Say one thing for Kathy Dunderdale, she tells it just like it is.
In response to questions about the qualifications of four people the provincial government recently appointed to the board of directors at Nalcor, the Premier said they didn’t need to know anything about electricity, oil and gas or any of those other things that the provincial energy corporation is doing.
Their job didn’t involve knowing anything.
What they needed was something called “broad experience”. That’s what the Premier said in the House of Assembly on Monday.
“The board’s job is not to plan the project. Their function is to guide the policy, to oversee the work, to make sure to practice due diligence.”
That’s a quote from the Telegram story on the appointments that appeared on Tuesday, sadly not online.

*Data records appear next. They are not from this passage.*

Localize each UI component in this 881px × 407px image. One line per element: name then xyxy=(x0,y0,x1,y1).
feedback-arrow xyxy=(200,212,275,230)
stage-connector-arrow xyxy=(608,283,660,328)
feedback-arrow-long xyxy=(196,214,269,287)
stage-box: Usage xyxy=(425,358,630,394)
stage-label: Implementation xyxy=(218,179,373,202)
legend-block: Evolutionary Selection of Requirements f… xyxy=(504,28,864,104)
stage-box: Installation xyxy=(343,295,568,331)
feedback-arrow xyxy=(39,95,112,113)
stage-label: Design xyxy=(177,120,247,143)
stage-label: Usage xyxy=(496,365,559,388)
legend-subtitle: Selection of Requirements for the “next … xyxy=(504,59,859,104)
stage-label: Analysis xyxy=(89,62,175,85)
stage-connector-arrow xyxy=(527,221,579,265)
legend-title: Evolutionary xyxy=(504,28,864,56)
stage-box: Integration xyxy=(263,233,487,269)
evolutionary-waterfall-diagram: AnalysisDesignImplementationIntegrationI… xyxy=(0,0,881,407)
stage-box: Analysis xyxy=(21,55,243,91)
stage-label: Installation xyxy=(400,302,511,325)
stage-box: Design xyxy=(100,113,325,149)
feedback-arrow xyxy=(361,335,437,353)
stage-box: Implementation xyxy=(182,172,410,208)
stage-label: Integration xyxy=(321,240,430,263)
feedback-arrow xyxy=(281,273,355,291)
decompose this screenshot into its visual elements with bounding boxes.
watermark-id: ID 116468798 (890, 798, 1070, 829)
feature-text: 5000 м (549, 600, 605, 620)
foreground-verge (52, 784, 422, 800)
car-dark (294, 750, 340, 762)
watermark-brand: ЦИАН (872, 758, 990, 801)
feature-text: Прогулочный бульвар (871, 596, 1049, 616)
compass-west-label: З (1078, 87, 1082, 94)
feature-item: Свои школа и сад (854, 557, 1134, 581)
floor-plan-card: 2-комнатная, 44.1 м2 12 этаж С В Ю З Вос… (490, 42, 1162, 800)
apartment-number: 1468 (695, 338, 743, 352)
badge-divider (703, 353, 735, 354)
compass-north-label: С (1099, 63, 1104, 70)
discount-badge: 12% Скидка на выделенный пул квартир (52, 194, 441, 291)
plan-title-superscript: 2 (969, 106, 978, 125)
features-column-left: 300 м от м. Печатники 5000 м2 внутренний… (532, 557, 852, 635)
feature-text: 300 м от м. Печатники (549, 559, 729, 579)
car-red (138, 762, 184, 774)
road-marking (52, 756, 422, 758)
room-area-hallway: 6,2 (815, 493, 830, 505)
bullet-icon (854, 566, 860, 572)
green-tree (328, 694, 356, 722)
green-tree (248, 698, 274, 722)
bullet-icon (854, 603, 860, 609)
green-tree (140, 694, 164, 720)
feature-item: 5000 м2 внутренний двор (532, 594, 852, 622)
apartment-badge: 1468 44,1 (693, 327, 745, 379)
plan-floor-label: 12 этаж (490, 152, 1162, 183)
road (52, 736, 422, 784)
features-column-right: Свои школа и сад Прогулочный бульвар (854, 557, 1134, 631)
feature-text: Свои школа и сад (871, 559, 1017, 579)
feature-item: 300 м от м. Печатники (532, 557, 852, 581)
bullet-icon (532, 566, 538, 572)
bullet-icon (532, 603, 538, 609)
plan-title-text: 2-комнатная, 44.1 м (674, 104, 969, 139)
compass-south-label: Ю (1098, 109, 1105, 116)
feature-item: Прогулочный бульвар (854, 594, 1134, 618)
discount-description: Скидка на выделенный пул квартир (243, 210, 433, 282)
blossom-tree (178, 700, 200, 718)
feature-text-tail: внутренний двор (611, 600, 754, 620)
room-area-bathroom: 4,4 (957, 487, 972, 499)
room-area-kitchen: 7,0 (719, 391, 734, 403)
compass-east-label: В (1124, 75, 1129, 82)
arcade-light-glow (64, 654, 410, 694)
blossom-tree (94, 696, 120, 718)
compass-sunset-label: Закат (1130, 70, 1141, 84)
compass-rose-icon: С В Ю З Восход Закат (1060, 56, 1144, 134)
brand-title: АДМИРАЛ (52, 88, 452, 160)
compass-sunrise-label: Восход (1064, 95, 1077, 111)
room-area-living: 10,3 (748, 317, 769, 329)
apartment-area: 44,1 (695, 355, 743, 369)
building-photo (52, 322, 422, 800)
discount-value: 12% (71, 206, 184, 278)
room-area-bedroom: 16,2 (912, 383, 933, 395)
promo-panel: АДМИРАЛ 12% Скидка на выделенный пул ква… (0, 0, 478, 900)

Now that’s an interesting idea. It sounds wonderfully egalitarian and democratic. But in her own way, the premier was basically confirming what SRBP said on Tuesday: the board doesn’t matter because the board doesn’t control Nalcor.
That’s about the only way you could equate a beer distributor with a former cabinet minister like John Ottenheimer or an investment tycoon like Dean MacDonald. They all bring something to the table, says the Premier.
And indeed they do.
Some bring more than others.
But again, that isn’t important, at least in the provincial case because the Nalcor board doesn’t do anything.
To get a sense of the difference between Nalcor and a typical federal Crown corporation look at the Treasury Board description of what a director does. One of the responsibilities is to approve:
the annual operating and capital budgets, major new project proposals and borrowing requests. The annual budgets outline planned performance and the proposed allocation of the available resources among the competing priorities. Major new project proposals may include investments (e.g. the initiation of new capital projects or acquisitions) and divestitures (e.g. the sale of assets or the spinning-off of non-core business activities). Each major new project proposal may demand significant involvement of the board.
Approving major projects.
Like, say, Muskrat Falls.
Well, not in Newfoundland and Labrador.
As you can find it in the Throne Speech, delivered in early March:
Later this year, My Government will make its sanction decision.
The Premier made it clear in early April in the House of Assembly who would decide on Muskrat Falls:
…nevertheless my responsibility as Premier is to make sure that all the information that is available to us is made available to the people of the Province before we go to the sanction decision. [Emphasis added]
And here’s natural resources minister Jerome Kennedy in the House of Assembly on April 26:
What we have to do is put money in the Budget in order to allow – if we sanction the project – that we can proceed, not lose a construction year. [Emphasis added]
So with nothing to do, the members of the Nalcor board don’t need any qualifications of any kind. The Premier was absolutely clear about it, even if she didn’t put it quite as bluntly as your humble e-scribbler does.
All you had to do was pay attention to what she said.